Петрович сидел на лавочке в парке, что как раз через дорогу, наискосок, и консультировал.

— Скажи нам, Петрович, — негромко спрашивали его два солидных человека с красивыми кожаными портфелями под крокодила. — Что нам делать? Как нам деньги держать? Евро, доллар или все же рубль? Или все в товар? Нам страшно, Петрович, потому

что кризис.

Петрович знал про кризис все. Жена смотрела по вечерам телевизор и громко обсуждала с ним сказанное с экрана. Сейчас он хмурился, сводил брови домиком, морщил лоб в умственных усилиях, щурился на солнце, пробивающееся тонкими лучами сквозь листву старых, еще его родители сажали, тополей.

— Мужики, вы же специалисты, ёпть! Как же мне вам советовать?

— А ты так посоветуй, как думаешь! Нам же не знания нужны. Знаний и так много у нас, даже лишние они бывают. А нужно нам корневое понятие всего происходящего, от земли, от народа. Потому что даже если и гикнется все, к чему идет, то народ наш и земля наша останутся.

— А вы, вижу, правильные мужики, — кивал Петрович и смотрел в свой стакан, в который тут же начинала наливаться прозрачная жидкость. — Ну, как вам объяснить по-простому, по-нашему? Слушайте, и не говорите, что не слышали. Вот есть, положим, водка, есть портвей и есть пиво. Стоят они все по-разному. Если считать на стаканы, то водка — самая дорогая, портвей — второй, а пиво — так, газировка. При этом и водка и портвей и пиво в голову бьют, если выпить по норме, удовольствие доставляют, и вообще, как говорится в наших кругах, водка не только вредна, но и полезна. И вот, положим, сравниваем мы эффект от употребления. Вот ты, молодой, сколько водки выпить можешь?

— Э-э-э…, - замялся тот, что моложе, в красном узком галстуке под воротником белейшей рубашки.

— Да ты не мнись, не мнись. Это же, типа, эксперимент. Ну, сколько в удовольствие?

— Стакан, наверное, — неуверенно сказал тот.

— Хм… Стакан. Нет, это не те пропорции.

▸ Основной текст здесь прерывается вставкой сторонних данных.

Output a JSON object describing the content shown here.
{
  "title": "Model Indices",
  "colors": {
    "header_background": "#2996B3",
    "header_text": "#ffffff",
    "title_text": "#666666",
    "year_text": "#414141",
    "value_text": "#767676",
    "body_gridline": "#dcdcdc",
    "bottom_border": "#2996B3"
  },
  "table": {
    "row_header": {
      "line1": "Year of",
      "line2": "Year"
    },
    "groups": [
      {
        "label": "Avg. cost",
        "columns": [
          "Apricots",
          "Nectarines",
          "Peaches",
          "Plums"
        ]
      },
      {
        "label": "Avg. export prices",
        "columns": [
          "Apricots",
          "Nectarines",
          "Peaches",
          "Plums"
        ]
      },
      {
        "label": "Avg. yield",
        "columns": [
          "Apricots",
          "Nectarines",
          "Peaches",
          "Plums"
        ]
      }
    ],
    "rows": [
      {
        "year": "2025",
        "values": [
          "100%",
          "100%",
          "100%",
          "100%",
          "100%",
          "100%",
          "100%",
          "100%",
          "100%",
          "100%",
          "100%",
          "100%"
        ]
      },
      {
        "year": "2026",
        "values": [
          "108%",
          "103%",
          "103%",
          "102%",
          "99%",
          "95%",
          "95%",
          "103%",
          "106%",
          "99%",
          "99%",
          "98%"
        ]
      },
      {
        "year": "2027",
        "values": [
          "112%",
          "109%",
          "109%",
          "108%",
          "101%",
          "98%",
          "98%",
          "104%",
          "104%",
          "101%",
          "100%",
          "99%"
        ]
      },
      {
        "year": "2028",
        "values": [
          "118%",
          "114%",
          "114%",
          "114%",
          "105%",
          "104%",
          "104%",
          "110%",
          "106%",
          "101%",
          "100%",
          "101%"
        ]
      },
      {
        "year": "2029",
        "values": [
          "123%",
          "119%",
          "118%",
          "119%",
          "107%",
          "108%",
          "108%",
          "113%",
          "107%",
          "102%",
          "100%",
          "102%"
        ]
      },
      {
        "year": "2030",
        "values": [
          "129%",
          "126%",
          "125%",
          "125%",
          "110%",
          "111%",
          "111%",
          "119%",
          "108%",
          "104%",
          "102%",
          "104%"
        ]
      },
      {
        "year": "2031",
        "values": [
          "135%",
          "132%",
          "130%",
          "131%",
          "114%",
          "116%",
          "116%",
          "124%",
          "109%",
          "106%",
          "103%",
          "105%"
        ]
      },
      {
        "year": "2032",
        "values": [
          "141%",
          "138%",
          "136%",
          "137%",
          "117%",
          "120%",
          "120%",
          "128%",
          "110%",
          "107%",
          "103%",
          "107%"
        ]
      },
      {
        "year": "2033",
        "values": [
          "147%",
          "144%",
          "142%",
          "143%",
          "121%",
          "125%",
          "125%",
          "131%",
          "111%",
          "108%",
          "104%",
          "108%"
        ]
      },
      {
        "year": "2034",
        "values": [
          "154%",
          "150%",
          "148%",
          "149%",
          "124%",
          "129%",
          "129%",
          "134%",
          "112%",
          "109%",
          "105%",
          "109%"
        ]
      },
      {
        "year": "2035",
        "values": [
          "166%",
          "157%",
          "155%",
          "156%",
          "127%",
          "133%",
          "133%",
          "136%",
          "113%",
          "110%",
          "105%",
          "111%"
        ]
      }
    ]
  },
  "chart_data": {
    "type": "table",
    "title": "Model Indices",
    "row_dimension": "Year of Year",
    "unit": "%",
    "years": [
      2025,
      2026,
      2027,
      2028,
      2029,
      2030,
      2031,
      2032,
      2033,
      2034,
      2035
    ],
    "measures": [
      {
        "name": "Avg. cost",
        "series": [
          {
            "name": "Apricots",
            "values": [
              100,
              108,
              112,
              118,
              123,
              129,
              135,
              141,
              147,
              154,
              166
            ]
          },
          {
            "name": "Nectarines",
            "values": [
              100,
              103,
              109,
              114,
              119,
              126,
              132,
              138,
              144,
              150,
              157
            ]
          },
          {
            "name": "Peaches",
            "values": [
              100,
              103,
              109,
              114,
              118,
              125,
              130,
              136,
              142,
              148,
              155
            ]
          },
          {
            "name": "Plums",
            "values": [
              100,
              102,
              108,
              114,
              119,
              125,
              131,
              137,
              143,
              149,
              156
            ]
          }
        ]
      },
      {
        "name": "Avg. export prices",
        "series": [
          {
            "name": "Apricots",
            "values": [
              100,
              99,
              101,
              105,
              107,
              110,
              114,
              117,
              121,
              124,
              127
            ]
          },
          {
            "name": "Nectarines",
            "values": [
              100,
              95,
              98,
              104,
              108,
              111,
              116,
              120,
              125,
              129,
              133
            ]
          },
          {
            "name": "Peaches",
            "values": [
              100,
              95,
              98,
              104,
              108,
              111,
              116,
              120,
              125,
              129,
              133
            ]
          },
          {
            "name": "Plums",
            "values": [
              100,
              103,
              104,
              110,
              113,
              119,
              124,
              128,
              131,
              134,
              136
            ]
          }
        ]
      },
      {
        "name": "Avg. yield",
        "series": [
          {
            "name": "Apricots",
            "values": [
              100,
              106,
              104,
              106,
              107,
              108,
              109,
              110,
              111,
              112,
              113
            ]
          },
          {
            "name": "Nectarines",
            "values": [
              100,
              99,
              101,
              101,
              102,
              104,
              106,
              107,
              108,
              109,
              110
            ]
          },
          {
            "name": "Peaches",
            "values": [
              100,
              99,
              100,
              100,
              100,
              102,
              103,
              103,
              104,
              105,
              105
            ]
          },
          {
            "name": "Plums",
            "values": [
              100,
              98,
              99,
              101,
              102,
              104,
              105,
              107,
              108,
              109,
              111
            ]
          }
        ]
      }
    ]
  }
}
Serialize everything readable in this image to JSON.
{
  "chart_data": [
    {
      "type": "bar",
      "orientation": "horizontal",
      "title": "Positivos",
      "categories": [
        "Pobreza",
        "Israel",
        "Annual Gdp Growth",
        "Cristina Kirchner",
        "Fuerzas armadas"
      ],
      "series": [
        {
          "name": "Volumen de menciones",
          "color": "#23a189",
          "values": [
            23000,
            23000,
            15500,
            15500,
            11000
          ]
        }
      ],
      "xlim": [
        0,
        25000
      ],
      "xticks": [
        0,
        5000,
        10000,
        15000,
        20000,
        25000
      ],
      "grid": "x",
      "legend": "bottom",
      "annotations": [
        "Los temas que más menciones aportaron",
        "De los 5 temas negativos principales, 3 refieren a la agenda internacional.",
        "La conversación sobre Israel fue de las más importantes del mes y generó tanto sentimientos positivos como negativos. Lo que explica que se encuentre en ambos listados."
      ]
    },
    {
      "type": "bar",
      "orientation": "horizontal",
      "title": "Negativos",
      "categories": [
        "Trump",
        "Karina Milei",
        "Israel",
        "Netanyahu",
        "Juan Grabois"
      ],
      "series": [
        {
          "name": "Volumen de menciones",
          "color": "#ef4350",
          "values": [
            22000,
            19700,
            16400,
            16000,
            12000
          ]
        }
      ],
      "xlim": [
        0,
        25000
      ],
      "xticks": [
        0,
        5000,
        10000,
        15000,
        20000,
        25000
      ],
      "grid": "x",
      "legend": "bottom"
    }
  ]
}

Тогда лучше будем от меня считать, ладно?

— Говори, говори, Петрович, — у старшего заблестели глаза.

— Значит, в удовольствие и без головной боли я выпью под закусь и в хорошей компании две бутылки водки. Если водки нет, то портвея я могу выглушить уже три бутылки — свободно, а еще с полстакана — уже потяжелее пойдет. Ну, портвей — он же сладкий, зараза. И закусь ему практически не нужна. А вот если пить только пиво, то выпью я за вечер пять литров. Ну, или шесть. Это опять же от компании и от закуски. Если много еды, то много просто не выпьешь — некуда будет лить.

— Так, так, — долил тут же ему в стакан из большой литровой бутылки, тряхнув ею предварительно, чтобы шарик, который в горлышке, сошел с места, тот, что постарше.

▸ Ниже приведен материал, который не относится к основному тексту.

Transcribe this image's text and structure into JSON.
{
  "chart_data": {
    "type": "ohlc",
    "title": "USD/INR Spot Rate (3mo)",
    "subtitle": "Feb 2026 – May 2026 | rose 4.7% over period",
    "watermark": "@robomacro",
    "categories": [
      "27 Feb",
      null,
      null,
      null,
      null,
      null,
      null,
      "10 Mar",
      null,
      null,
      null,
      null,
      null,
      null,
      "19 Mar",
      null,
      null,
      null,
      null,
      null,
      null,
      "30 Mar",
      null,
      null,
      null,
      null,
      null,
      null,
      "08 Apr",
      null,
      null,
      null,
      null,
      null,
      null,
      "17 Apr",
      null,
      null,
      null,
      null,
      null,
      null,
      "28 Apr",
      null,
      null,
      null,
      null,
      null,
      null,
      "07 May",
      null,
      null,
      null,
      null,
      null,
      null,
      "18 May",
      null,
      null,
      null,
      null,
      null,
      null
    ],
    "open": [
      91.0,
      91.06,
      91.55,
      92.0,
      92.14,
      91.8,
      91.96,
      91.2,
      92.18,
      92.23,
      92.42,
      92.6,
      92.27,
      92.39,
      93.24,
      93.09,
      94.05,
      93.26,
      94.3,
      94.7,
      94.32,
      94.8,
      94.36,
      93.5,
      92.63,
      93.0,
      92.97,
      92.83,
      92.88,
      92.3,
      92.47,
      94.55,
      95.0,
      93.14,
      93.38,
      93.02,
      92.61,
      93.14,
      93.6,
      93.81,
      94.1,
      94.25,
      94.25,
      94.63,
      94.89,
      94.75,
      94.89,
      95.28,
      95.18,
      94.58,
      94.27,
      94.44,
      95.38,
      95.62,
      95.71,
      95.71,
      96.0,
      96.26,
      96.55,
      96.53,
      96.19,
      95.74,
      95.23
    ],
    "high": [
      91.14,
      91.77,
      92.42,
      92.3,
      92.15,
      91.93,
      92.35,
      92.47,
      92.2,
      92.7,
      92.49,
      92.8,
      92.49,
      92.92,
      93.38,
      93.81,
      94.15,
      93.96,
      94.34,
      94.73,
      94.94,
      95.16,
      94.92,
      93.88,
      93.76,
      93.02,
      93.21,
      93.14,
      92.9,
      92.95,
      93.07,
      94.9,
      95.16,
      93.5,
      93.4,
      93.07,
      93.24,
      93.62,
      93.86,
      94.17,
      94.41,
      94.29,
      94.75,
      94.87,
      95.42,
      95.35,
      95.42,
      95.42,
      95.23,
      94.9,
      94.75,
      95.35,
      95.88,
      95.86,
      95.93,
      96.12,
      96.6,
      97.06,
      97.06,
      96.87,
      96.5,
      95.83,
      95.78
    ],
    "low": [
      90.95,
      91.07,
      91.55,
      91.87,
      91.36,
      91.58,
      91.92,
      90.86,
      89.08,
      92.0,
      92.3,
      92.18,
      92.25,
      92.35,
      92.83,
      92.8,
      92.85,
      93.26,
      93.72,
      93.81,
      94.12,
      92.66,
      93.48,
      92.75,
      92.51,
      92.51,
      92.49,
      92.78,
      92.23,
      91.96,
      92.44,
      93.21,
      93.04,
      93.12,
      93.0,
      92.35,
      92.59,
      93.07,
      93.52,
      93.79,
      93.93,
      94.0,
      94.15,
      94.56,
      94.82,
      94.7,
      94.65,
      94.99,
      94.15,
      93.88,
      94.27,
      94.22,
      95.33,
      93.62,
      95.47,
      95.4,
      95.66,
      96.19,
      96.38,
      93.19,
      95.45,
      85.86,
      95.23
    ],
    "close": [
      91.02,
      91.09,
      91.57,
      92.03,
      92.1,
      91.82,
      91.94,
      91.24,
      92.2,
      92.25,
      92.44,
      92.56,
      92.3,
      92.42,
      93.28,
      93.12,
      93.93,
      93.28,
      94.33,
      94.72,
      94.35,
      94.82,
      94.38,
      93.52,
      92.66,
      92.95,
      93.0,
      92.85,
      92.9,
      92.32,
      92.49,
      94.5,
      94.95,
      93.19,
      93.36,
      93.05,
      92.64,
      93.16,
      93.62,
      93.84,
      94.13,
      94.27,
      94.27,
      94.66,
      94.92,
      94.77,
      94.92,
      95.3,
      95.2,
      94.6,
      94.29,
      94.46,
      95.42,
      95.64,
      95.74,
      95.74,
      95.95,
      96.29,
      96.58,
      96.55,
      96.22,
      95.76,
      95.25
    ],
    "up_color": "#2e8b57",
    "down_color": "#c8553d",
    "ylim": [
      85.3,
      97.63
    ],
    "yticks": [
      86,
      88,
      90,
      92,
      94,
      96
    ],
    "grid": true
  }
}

— Но это, мужики, я, — продолжал раскрасневшийся Петрович. Рубаха выбилась из-под ремня, открывая народу большое пузо, поросшее черным кудрявым волосом. руками он делал округлые движения, пытаясь передать как можно более точно свои мысли. — То есть, экспериментировать объемами на себе не рекомендую. Можно сдохнуть. Но!

Он сделал паузу, длинную, как в театре, когда все замирают и вслушиваются во внезапную тишину, а пауза тянется, тянется, тянется…

— Петрович, эй, Петрович…

— А?

— Ты сказал — «но», Петрович. Ты хотел что-то сказать нам важное.

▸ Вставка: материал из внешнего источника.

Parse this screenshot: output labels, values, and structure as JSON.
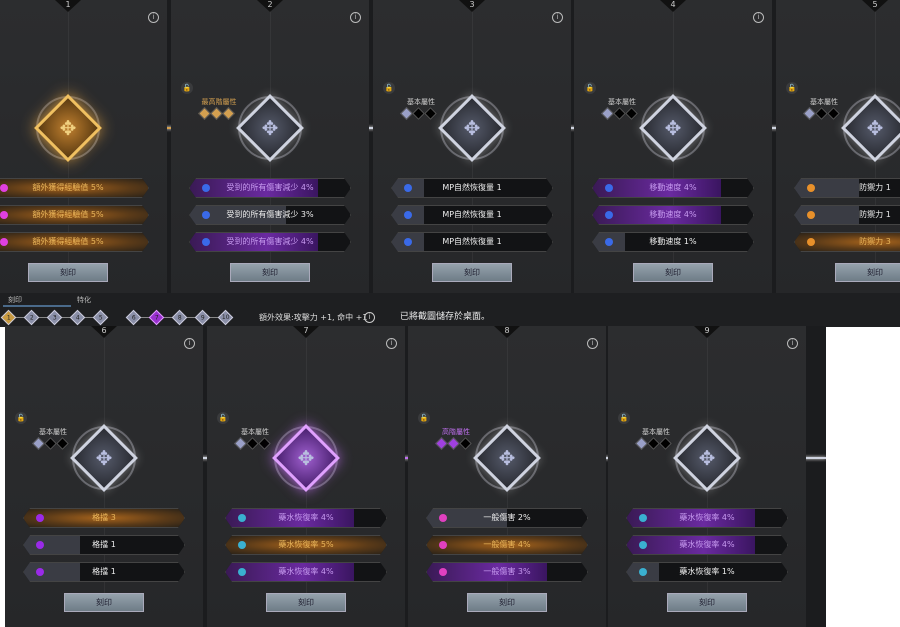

— Но! Но не мешайте, мужики! На повышение — можно. То есть, если с пива начал, то водкой закончишь без вреда для здоровья. А вот если весь вечер пил водяру, а потом сушняк заливаешь светлым лагерным — тут беда. Тут никакая пропорция не поможет и любая будет только во вред организму. Понятно, нет?

— Петрович, дай я тебя поцелую! — старший вскочил, ухватил Петровича за уши, притянул к себе, чмокнул в макушку, в самую маковку, где начала проглядываться небольшая пока плешь. — Эх, да мы же теперь… Да ты понимаешь, что ты сказал?